“三汉这两天带着民兵牵着我那条老狗在村子后头那片防风林边缘巡逻。”
“本来是怕有饿急眼的狼群下山,结果狼没见着,倒是发现了别的东西。”
陈放端着茶缸的手停住:“什么东西?”
“大爪子的脚印。”
韩老蔫的烟袋锅在鞋底上狠狠蹭了两下,声音沉得发闷。
“比洗脸盆还要大上一圈的梅花印。”
屋里刚才还算轻松的气氛,瞬间冷到了冰点。
吴卫国端着碗的手猛地一哆嗦,差点把粥泼在裤裆上。
他可是亲眼在打谷场听过那晚的险境,几百斤的东北虎,那是人力能扛的?
陈放的眼神瞬间变了。
“脚印多吗?”
“天天有。”
韩老蔫抽了一大口旱烟,吐在炕边。
“就在离咱们大队牲口棚不到两里的山岗子那边转悠。”
“来回溜达,脚印乱得很,雪壳子都被压实了。”
韩老蔫磕打掉烟灰,重重叹了口气。
“大爪子受了惊或者吃了亏,那绝对是要躲进深山老林里藏起来舔伤口的,没个把月绝对不露头。”

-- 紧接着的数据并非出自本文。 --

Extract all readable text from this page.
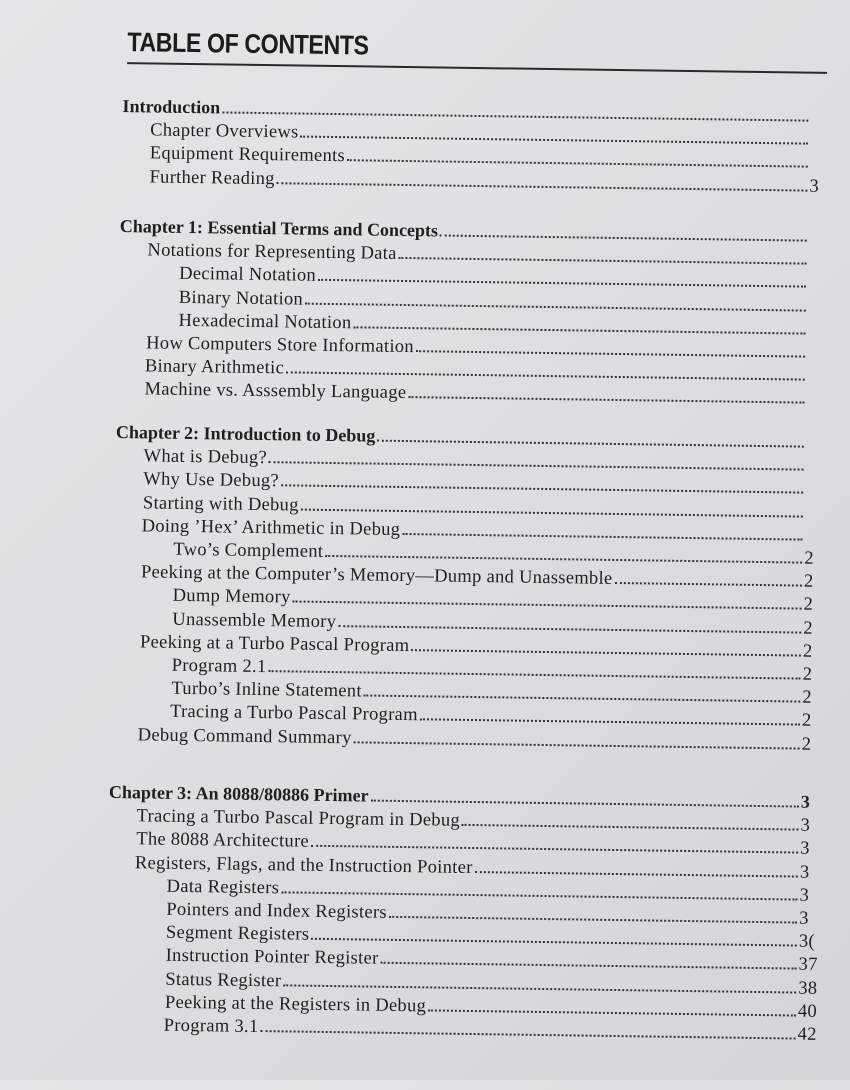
TABLE OF CONTENTS
Introduction
Chapter Overviews
Equipment Requirements
Further Reading	3
Chapter 1: Essential Terms and Concepts
Notations for Representing Data
Decimal Notation
Binary Notation
Hexadecimal Notation
How Computers Store Information
Binary Arithmetic
Machine vs. Asssembly Language
Chapter 2: Introduction to Debug
What is Debug?
Why Use Debug?
Starting with Debug
Doing ’Hex’ Arithmetic in Debug
Two’s Complement	2
Peeking at the Computer’s Memory—Dump and Unassemble	2
Dump Memory	2
Unassemble Memory	2
Peeking at a Turbo Pascal Program	2
Program 2.1	2
Turbo’s Inline Statement	2
Tracing a Turbo Pascal Program	2
Debug Command Summary	2
Chapter 3: An 8088/80886 Primer	3
Tracing a Turbo Pascal Program in Debug	3
The 8088 Architecture	3
Registers, Flags, and the Instruction Pointer	3
Data Registers	3
Pointers and Index Registers	3
Segment Registers	3(
Instruction Pointer Register	37
Status Register	38
Peeking at the Registers in Debug	40
Program 3.1	42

“可这头老山君没走远!你那晚开枪崩了它半边脸,那畜生现在是又惊又饿,彻底成疯子了。”
韩老蔫抬起头,那双老眼里满是忌惮。
“它连着几天搁村子外围转悠。”
“我琢磨着,这畜生是惦记上咱们大队的牲口棚了。”
“这大风雪天的,它连活人也能当过冬的口粮。”
大雪封山,找不到猎物的猛兽一旦开始接近人类村落。
那就意味着它已经打破了对人类的畏惧本能。
这种瞎了眼的疯虎,比任何时候都要致命百倍。